School Ethics Commission Dismisses Antisemitism Charges Against Westfield Board Member [incl. Sahar Aziz]

The decision by the New Jersey School Ethics Commission to dismiss charges against the first Arab and Muslim member of the Westfield Board of Education over her allegedly antisemitic social media posts was greeted with disappointment and a vow to appeal.

The complaint was filed by the Deborah Project, a nonprofit public interest law firm based in Merion Station, Pennsylvania dedicated since 2016 to protecting Jewish civil rights in the American educational system, on behalf of local resident Stephanie Siegel.

Deborah Project Legal Director Lori Lowenthal Marcus said she planned to file an appeal in superior court challenging the ruling, adding “we remain convinced that Ms. Sahar Aziz has violated her ethical obligations to the Westfield School District.”

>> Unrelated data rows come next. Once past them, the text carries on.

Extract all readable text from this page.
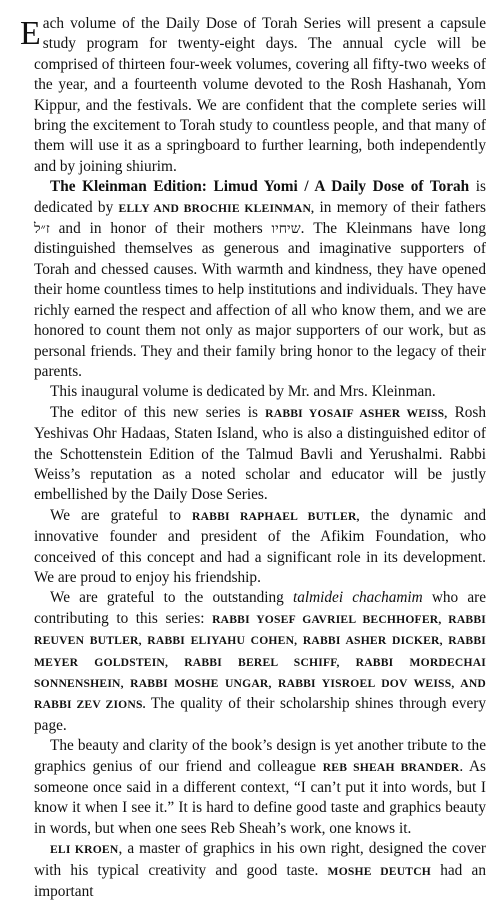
Each volume of the Daily Dose of Torah Series will present a capsule study program for twenty-eight days. The annual cycle will be comprised of thirteen four-week volumes, covering all fifty-two weeks of the year, and a fourteenth volume devoted to the Rosh Hashanah, Yom Kippur, and the festivals. We are confident that the complete series will bring the excitement to Torah study to countless people, and that many of them will use it as a springboard to further learning, both independently and by joining shiurim.

The Kleinman Edition: Limud Yomi / A Daily Dose of Torah is dedicated by ELLY AND BROCHIE KLEINMAN, in memory of their fathers ז״ל and in honor of their mothers שיחיו. The Kleinmans have long distinguished themselves as generous and imaginative supporters of Torah and chessed causes. With warmth and kindness, they have opened their home countless times to help institutions and individuals. They have richly earned the respect and affection of all who know them, and we are honored to count them not only as major supporters of our work, but as personal friends. They and their family bring honor to the legacy of their parents.

This inaugural volume is dedicated by Mr. and Mrs. Kleinman.

The editor of this new series is RABBI YOSAIF ASHER WEISS, Rosh Yeshivas Ohr Hadaas, Staten Island, who is also a distinguished editor of the Schottenstein Edition of the Talmud Bavli and Yerushalmi. Rabbi Weiss’s reputation as a noted scholar and educator will be justly embellished by the Daily Dose Series.

We are grateful to RABBI RAPHAEL BUTLER, the dynamic and innovative founder and president of the Afikim Foundation, who conceived of this concept and had a significant role in its development. We are proud to enjoy his friendship.

We are grateful to the outstanding talmidei chachamim who are contributing to this series: RABBI YOSEF GAVRIEL BECHHOFER, RABBI REUVEN BUTLER, RABBI ELIYAHU COHEN, RABBI ASHER DICKER, RABBI MEYER GOLDSTEIN, RABBI BEREL SCHIFF, RABBI MORDECHAI SONNENSHEIN, RABBI MOSHE UNGAR, RABBI YISROEL DOV WEISS, AND RABBI ZEV ZIONS. The quality of their scholarship shines through every page.

The beauty and clarity of the book’s design is yet another tribute to the graphics genius of our friend and colleague REB SHEAH BRANDER. As someone once said in a different context, “I can’t put it into words, but I know it when I see it.” It is hard to define good taste and graphics beauty in words, but when one sees Reb Sheah’s work, one knows it.

ELI KROEN, a master of graphics in his own right, designed the cover with his typical creativity and good taste. MOSHE DEUTCH had an important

In a statement sent to The Jewish Link, she expressed confidence “that our position will be vindicated.”

Aziz is a distinguished professor of law and chancellor’s social justice scholar at Rutgers Law School and director of the Rutgers Center for Security, Race and Rights, which engages in research, education and advocacy on law and policy that adversely impact the civil and human rights of America’s diverse Muslim, Arab, and South Asian communities,” according to its website. The center has recently come under fire from the Jewish community for sponsoring programs spotlighting “the settler-colonization of Palestine” and others related to the West Bank and Gaza.

The complaint cited Aziz’s anti-Israel views on social media and said she had signed a public manifesto that characterized Israel as “apartheid” and refers to “racial supremacy of Jewish-Zionist nationals.” Siegel had argued that Aziz’s posts could lead to bias and threats against Jewish members of the school district.

Lowenthal Marcus had said that Siegel, a Zionist, her children, and others who share her views, were implicated as “racists” and felt attacked by Aziz.

The commission, which voted Dec. 19 to formalize the dismissal, acknowledged the statements were “controversial and likely to be perceived as offensive and hurtful to members of the district’s Jewish community as well as the Jewish community as a whole,” but they didn’t violate ethics rules because they didn’t relate to the school district. It also noted the posts were made on a private social media account and didn’t reference the district. However, it denied Azis’s request for sanctions against Siegel, ruling that the resident’s complaints weren’t frivolous.

In her defense, Aziz called the move to oust her from the schools board “punitive” and “retaliatory” because she has been an advocate to improve the district’s diversity, equity and inclusion and called the campaign against her an example of the district’s “troubling record of intolerance.” She also argued that “calls for freedom, justice and/or equality for the Palestinians or statements that criticize Israeli policies, are not the same as anti-Jewish hate,” and that “blurring” the two amounted to censorship of constitutionally protected political speech and academic freedom.

At its annual reorganization meeting in May, the Westfield board, in a surprise move, replaced Aziz as its vice president with another member by an 8-1 vote, with Aziz casting the only dissenting vote.

Several months before that at a volatile board meeting where audience members both sharply criticized and defended her, Aziz said she had been repeatedly subjected to Islamophobia during her tenure on the board and denied she was antisemitic.

IIn September 2021, Lowenthal Marcus noted that the Westfield council adopted the International Holocaust Remembrance Alliance’s (IHRA) working definition of antisemitism. IHRA is a non-legally binding resolution adopted by 31-member countries, including the US, stating that “antisemitism is a certain perception of Jews, which may be expressed as hatred toward Jews,” and cites several examples, including the “targeting of the state of Israel, conceived as a Jewish collectivity.”

Lowenthal Marcus said Aziz’s statements met the criteria for antisemitism and violated state regulations requiring education officials to refrain from making remarks that suggest apparent bias. “If Aziz simply had spoken about the opinions she has and engaged in scholarship advancing them, this would be a different case,” wrote Lowenthal Marcus in her filing to the omission. “But Aziz has publicly bound herself in writing to placing her personal opinions at the center of Westfield’s classrooms,which means placing everyone else’s opinions at the margins or beyond. That is the essence of bias.”